Infrastructure discussion

From Apertium
Revision as of 21:24, 24 February 2008 by Francis Tyers (talk | contribs) (→‎Example formats: better order)
Jump to navigation Jump to search

Modularity

To what extent is the apertium system modular? To be specific: In our work we do not use agglutinative paradigms, but cascaded finite-state transducers (the Sámi languages we analyse have all to much non-concatenative morphology to be treated with such methods). We use Xerox tools, but the open-source sfst tools would be a possible alternative. Also, our disambiguation and syntactic analysis does not use HMM, but rather constraint grammar (the vislcg variety).

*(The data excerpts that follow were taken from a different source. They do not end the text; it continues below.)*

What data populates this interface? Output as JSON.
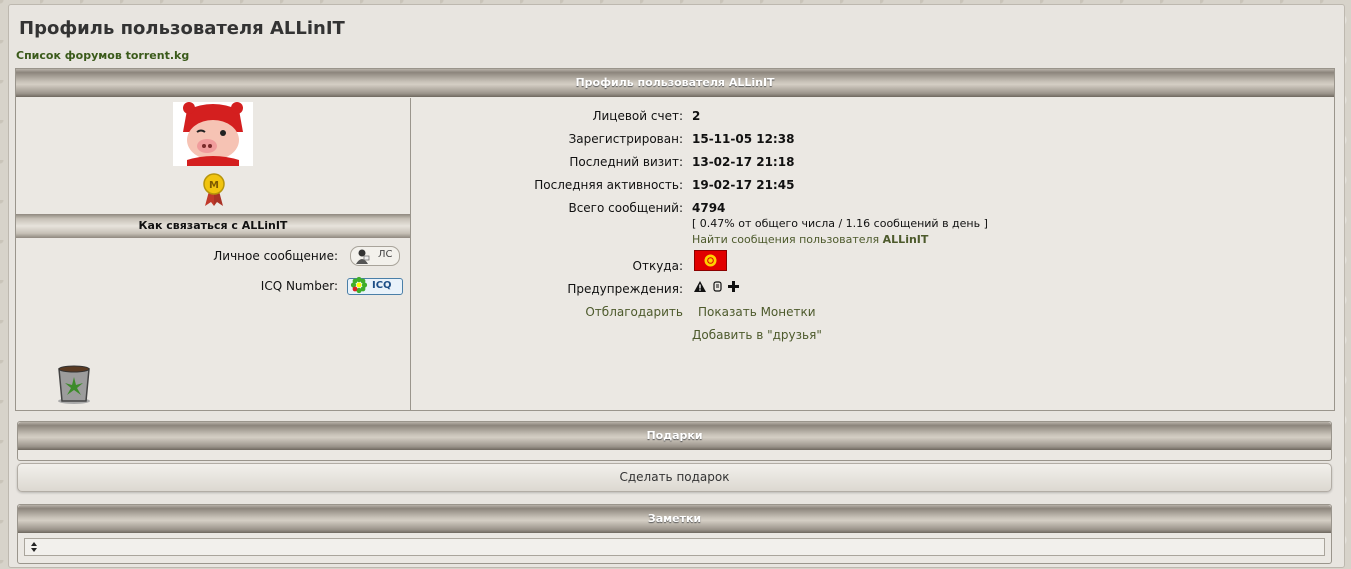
{
  "page": {
    "title": "Профиль пользователя ALLinIT",
    "breadcrumb": "Список форумов torrent.kg"
  },
  "profile": {
    "header": "Профиль пользователя ALLinIT",
    "avatar_icon": "pig-avatar",
    "rank_icon": "medal-icon",
    "contact": {
      "header": "Как связаться с ALLinIT",
      "pm_label": "Личное сообщение:",
      "pm_button": "ЛС",
      "icq_label": "ICQ Number:",
      "icq_button": "ICQ"
    },
    "info": {
      "account_label": "Лицевой счет:",
      "account_value": "2",
      "registered_label": "Зарегистрирован:",
      "registered_value": "15-11-05 12:38",
      "last_visit_label": "Последний визит:",
      "last_visit_value": "13-02-17 21:18",
      "last_activity_label": "Последняя активность:",
      "last_activity_value": "19-02-17 21:45",
      "posts_label": "Всего сообщений:",
      "posts_value": "4794",
      "posts_stats": "[ 0.47% от общего числа / 1.16 сообщений в день ]",
      "find_posts_text": "Найти сообщения пользователя ",
      "find_posts_user": "ALLinIT",
      "from_label": "Откуда:",
      "warnings_label": "Предупреждения:",
      "thank_label": "Отблагодарить",
      "show_coins": "Показать Монетки",
      "add_friend": "Добавить в \"друзья\""
    }
  },
  "gifts": {
    "header": "Подарки",
    "button": "Сделать подарок"
  },
  "notes": {
    "header": "Заметки"
  },
  "colors": {
    "link": "#4d5a2c",
    "flag_red": "#e10000",
    "flag_sun": "#ffd200"
  }
}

Now, the question is to what extent the system is modular enough to take out one or more apertium component(s) and replace them with other components? Trondtr 14:03, 24 February 2008 (UTC).

The Apertium system is implemented as a unix pipeline. Currently most language pairs have the following components:
  • Deformat
  • Morphological analyser
  • POS Tagger
  • Transfer (syntactic + lexical)
  • Generation
  • Post-generation
  • Reformat
The more advanced pairs replace the "Transfer" stage with a three-stage transfer, which incorporates a chunker (rule-based) and the ability to move around chunks (NP, V, etc.) rather than lexical units.
All modules communicate using text streams, so it would be definitely possible to say use your morphological analysis + tagging, and then use our format management and transfer. e.g.:
  • Apertium deformat
  • sfst morphological analysis
  • VISL constraint grammar
  • Transfer (syntactic + lexical)
  • sfst morphological generation
  • Reformat
-Francis Tyers 14:20, 24 February 2008 (UTC)
Problems in incompatibility between text formats can be either taken care of in the code (e.g. add a mode to SFST to output Apertium style analyses), or using perl/python/awk scripts. - Francis Tyers 14:23, 24 February 2008 (UTC)

Example formats

xsft
orða	orð+N+Neu+Pl+Gen+Indef
orða	orða+V+Inf
orða	orða+V+Ind+Prs+1Sg
orða	orða+V+Imp+Sg
Apertium
^orða/orða<vblex><inf>/orð<n><nt><pl><gen><ind>$